Tesla's Wardenclyffe work was over almost before it began. While the tower was still under construction, Marconi made his famous trans-Atlantic radio broadcast, robbing Tesla of his great moment, and the stock market crashed. J. Pierpont Morgan, who financed Wardenclyffe, was already dubious about providing free electricity, and backed out of the deal. The government demolished the tower in 1917 as a wartime security measure [sources: Jonnes; PBS; Vujovic].
Like any great movie scientist or Bond villain, any self-respecting science god requires a secret laboratory -- preferably one located in some remote locale and bristling with mad machines.
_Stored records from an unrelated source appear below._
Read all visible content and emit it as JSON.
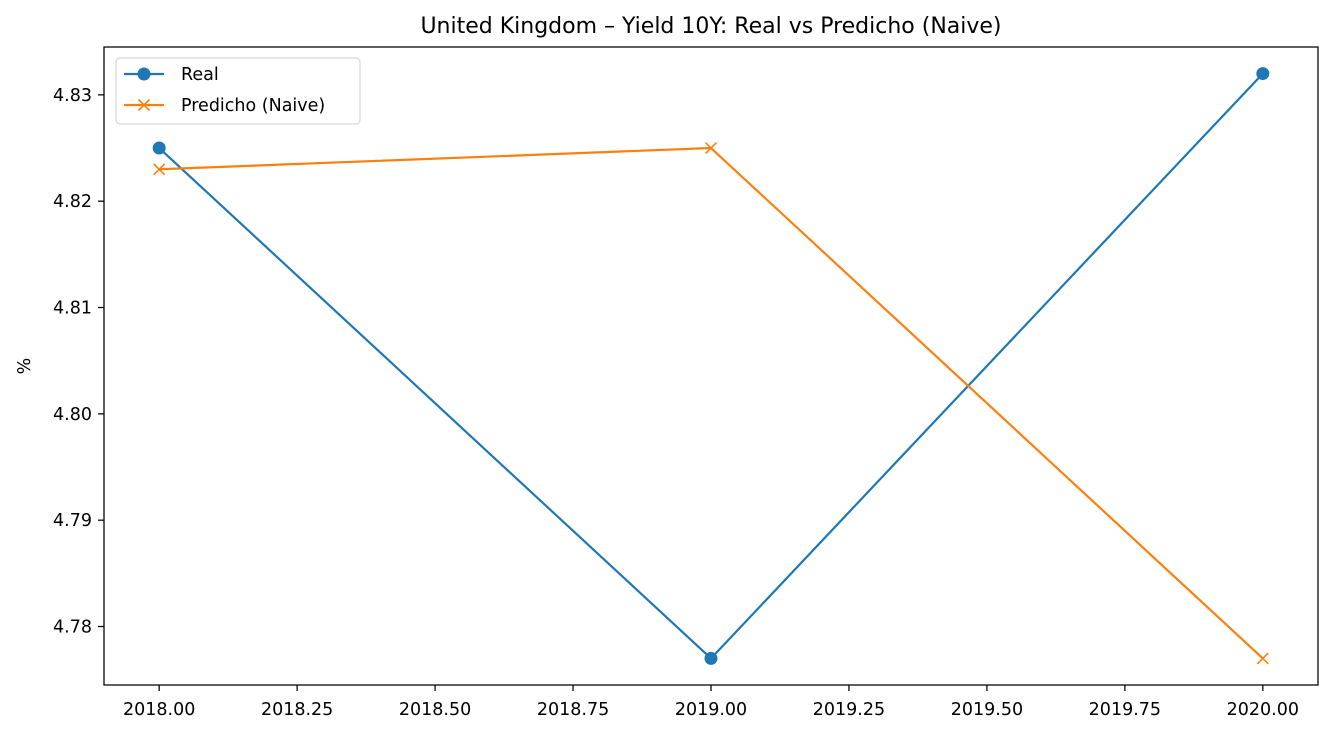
{
  "chart_data": {
    "type": "line",
    "title": "United Kingdom – Yield 10Y: Real vs Predicho (Naive)",
    "xlabel": "",
    "ylabel": "%",
    "x": [
      2018,
      2019,
      2020
    ],
    "xlim": [
      2017.9,
      2020.1
    ],
    "ylim": [
      4.7745,
      4.8345
    ],
    "xticks": [
      2018.0,
      2018.25,
      2018.5,
      2018.75,
      2019.0,
      2019.25,
      2019.5,
      2019.75,
      2020.0
    ],
    "xtick_labels": [
      "2018.00",
      "2018.25",
      "2018.50",
      "2018.75",
      "2019.00",
      "2019.25",
      "2019.50",
      "2019.75",
      "2020.00"
    ],
    "yticks": [
      4.78,
      4.79,
      4.8,
      4.81,
      4.82,
      4.83
    ],
    "ytick_labels": [
      "4.78",
      "4.79",
      "4.80",
      "4.81",
      "4.82",
      "4.83"
    ],
    "grid": false,
    "legend_position": "top-left",
    "series": [
      {
        "name": "Real",
        "values": [
          4.825,
          4.777,
          4.832
        ],
        "color": "#1f77b4",
        "marker": "circle"
      },
      {
        "name": "Predicho (Naive)",
        "values": [
          4.823,
          4.825,
          4.777
        ],
        "color": "#ff7f0e",
        "marker": "x"
      }
    ]
  }
}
Tesla had two.
In 1899, Tesla constructed a lab in Colorado Springs, Colo., to delve into the mysteries of high voltage and high frequency electricity [sources: Jonnes; PBS; Vujovic]. In one experiment, a 42-foot (12.8-meter) metal mast drove huge electrical impulses into the ground; in another, a Tesla coil shot 100-foot (30.5-meter) arcs of electricity across the room. The latter's surge blew out the electric company's dynamo and cast Colorado Springs into darkness [sources: Jonnes; PBS].
While at Colorado Springs, Tesla proved the existence of terrestrial stationary waves -- a means by which the Earth could conduct energy at certain electrical frequencies -- by illuminating 200 lamps from 25 miles (40 kilometers) away [sources: PBS; Vujovic]. As far as we know (contrary to the film "The Prestige"), he never worked on human teleportation.
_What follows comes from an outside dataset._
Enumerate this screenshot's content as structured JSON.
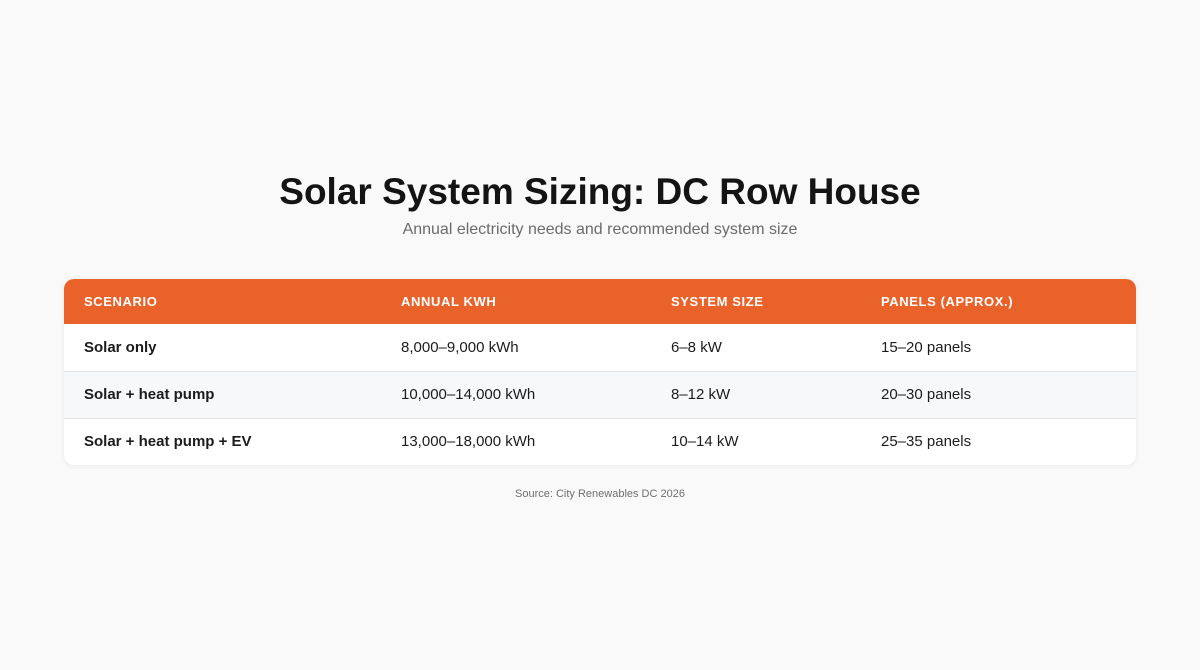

Tesla later built his second secret lab, Wardenclyffe, closer to his Manhattan home. The Shoreham, Long Island, facility featured a 50-ton, 187-foot-high (45,000-kilogram, 57-meter-high) transmitting tower above a 120-foot-deep (36.6-meter-deep) well, along with 16 iron pipes sunk 300 feet (91.4 meters) deeper. Tesla planned to transmit power through the planet, using the rods to "get a grip of the Earth ... so that the whole of this globe can quiver." [sources: Greenfieldboyce; Jonnes; PBS].